OT: 22 mei
DRAMA: B, 2010
Regie: Koen Mortier
Darsteller: Norman Baert, Titus De Voogdt, Sam Louwyck, François Beukelaers
Für Wachmann Sam beginnt ein Tag wie jeder andere: Aufstehen, Zähne putzen, anziehen, Brote schmieren, Kaffee in die Thermoskanne schütten und ab in Richtung Arbeitsplatz, ein kleines Einkaufszentrum irgendwo in einer Kleinstadt in Flandern. Die Monotonie wird jäh von einem lauten Knall zerrissen. Eine Bombe ist explodiert und zerfetzt Sam die Trommelfelle. Der Mann kann noch einige Schwerverletzte aus den Trümmern ziehen, bevor er im schweren Schock durch die Straßen rennt und erschöpft liegen bleibt. Dann sind die Straßen menschenleer. Und die einzigen Menschen, denen er begegnet, sind jene, die er gerettet hat.

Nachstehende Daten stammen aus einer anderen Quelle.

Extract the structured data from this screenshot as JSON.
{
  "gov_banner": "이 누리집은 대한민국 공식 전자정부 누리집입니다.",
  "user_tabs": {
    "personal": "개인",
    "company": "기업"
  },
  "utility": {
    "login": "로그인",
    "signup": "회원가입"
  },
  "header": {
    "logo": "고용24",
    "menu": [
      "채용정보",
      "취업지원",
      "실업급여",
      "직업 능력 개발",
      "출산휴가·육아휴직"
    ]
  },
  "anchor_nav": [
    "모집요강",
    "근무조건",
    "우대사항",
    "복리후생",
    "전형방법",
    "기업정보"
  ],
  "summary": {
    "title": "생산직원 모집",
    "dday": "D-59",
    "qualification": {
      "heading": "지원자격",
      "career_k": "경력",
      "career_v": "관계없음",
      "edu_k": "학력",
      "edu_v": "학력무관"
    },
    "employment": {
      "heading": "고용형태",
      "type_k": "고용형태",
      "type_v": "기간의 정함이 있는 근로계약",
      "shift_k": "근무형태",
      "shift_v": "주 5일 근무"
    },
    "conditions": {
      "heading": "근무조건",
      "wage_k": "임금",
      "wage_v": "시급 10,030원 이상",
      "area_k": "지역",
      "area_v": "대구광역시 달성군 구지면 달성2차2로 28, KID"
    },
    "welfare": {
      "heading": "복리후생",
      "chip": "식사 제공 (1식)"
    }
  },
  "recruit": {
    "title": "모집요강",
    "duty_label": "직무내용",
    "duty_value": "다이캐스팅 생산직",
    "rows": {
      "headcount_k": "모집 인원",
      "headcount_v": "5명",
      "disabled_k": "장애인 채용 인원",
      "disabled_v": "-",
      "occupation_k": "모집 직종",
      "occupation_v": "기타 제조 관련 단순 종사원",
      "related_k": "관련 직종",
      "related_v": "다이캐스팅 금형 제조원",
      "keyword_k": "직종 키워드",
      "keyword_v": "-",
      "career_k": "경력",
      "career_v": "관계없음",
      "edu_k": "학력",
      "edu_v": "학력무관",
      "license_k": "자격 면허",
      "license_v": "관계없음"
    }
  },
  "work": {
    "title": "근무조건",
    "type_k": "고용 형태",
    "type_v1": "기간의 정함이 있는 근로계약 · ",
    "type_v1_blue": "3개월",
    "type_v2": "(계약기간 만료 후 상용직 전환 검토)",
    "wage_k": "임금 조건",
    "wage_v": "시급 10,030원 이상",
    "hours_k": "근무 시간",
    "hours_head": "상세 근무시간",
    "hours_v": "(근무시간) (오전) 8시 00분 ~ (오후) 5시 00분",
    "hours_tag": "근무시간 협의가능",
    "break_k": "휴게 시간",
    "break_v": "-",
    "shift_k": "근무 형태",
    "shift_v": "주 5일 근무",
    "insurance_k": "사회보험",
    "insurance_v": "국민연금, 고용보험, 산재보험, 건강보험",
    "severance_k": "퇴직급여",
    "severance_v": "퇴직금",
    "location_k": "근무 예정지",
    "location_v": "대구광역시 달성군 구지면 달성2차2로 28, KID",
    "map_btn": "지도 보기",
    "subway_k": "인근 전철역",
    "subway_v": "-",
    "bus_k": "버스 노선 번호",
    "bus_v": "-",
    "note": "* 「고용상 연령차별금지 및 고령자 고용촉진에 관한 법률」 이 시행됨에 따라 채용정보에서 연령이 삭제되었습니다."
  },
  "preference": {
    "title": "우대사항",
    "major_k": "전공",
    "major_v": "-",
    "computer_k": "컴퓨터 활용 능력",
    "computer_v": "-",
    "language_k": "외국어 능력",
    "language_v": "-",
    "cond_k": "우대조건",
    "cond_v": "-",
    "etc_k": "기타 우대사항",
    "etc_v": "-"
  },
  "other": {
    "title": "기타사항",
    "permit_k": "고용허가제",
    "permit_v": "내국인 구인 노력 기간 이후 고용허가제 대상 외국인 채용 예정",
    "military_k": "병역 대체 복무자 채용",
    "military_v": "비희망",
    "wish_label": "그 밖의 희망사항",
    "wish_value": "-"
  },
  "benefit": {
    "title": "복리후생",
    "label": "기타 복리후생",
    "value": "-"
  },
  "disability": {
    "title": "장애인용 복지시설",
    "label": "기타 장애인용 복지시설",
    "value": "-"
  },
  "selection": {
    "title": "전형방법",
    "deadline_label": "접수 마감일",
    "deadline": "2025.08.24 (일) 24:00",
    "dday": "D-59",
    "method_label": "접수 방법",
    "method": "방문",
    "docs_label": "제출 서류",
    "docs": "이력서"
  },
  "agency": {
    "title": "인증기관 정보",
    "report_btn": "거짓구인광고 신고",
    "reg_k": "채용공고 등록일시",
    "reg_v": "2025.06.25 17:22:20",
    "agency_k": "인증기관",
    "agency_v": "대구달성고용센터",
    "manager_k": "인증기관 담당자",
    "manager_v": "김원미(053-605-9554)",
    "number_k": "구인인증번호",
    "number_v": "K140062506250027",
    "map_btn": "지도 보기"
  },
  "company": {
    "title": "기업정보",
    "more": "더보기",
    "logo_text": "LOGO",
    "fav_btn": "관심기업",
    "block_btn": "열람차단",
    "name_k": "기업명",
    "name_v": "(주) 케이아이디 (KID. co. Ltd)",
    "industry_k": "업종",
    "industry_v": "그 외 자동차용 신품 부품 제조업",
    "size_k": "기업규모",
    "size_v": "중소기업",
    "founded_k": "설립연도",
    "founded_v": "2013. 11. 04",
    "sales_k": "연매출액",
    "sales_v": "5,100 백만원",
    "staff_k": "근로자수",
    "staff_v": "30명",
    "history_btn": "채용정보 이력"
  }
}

Mit EX DRUMMER setzte der belgische Werbefilmer Koen Mortier 2007 ein Baby in die Welt, dem - durchaus wohlverdient - das Prädikat Skandal- bzw. Kultfilm umgehängt wurde. Der wüste Streifen, der eine talentfreie Punk-Band bei ihren tragikomischen Versuchen, ihrem tristen Underdog-Dasein zu entkommen, über die Schulter blickte und in einer Orgie aus Blut, Kotze und Sperma endete, erschien unter dem Banner des renommierten KinoKontrovers-Labels. Was die Erwartungshaltung an den Nachfolge-Film in lichte Höhen trieb.
Die gute Nachricht: Koen Mortier hat gar nicht erst den Versuch unternommen, seinen Erstling exzesstechnisch noch zu toppen. Was ohnedies ein ziemlich aussichtsloses Unterfangen gewesen wäre. 22. MAI schlägt einen anderen, einen ruhigeren, nennen wir es meinetwegen einen erwachseneren Tonfall an. Ein existentielles Drama ist das geworden, das Fragen nach Schuld und Verantwortung erörtert.
Hat der Wachmann einen Fehler gemacht? Hätte der Anschlag verhindert werden können? Wie viel Verantwortung trägt der Einzelne für das Wohlergehen seiner Mitmenschen? Warum hat ausgerechnet der unachtsame, in sich und seine Probleme versunkene Mann überlebt? Hat er überhaupt überlebt? Was ist real? Was ist Einbildung, Projektion? Sehen wir hier gar eine filmische Jenseits-Vision? Einen Blick aus einem anderen Bewusstseinszustand?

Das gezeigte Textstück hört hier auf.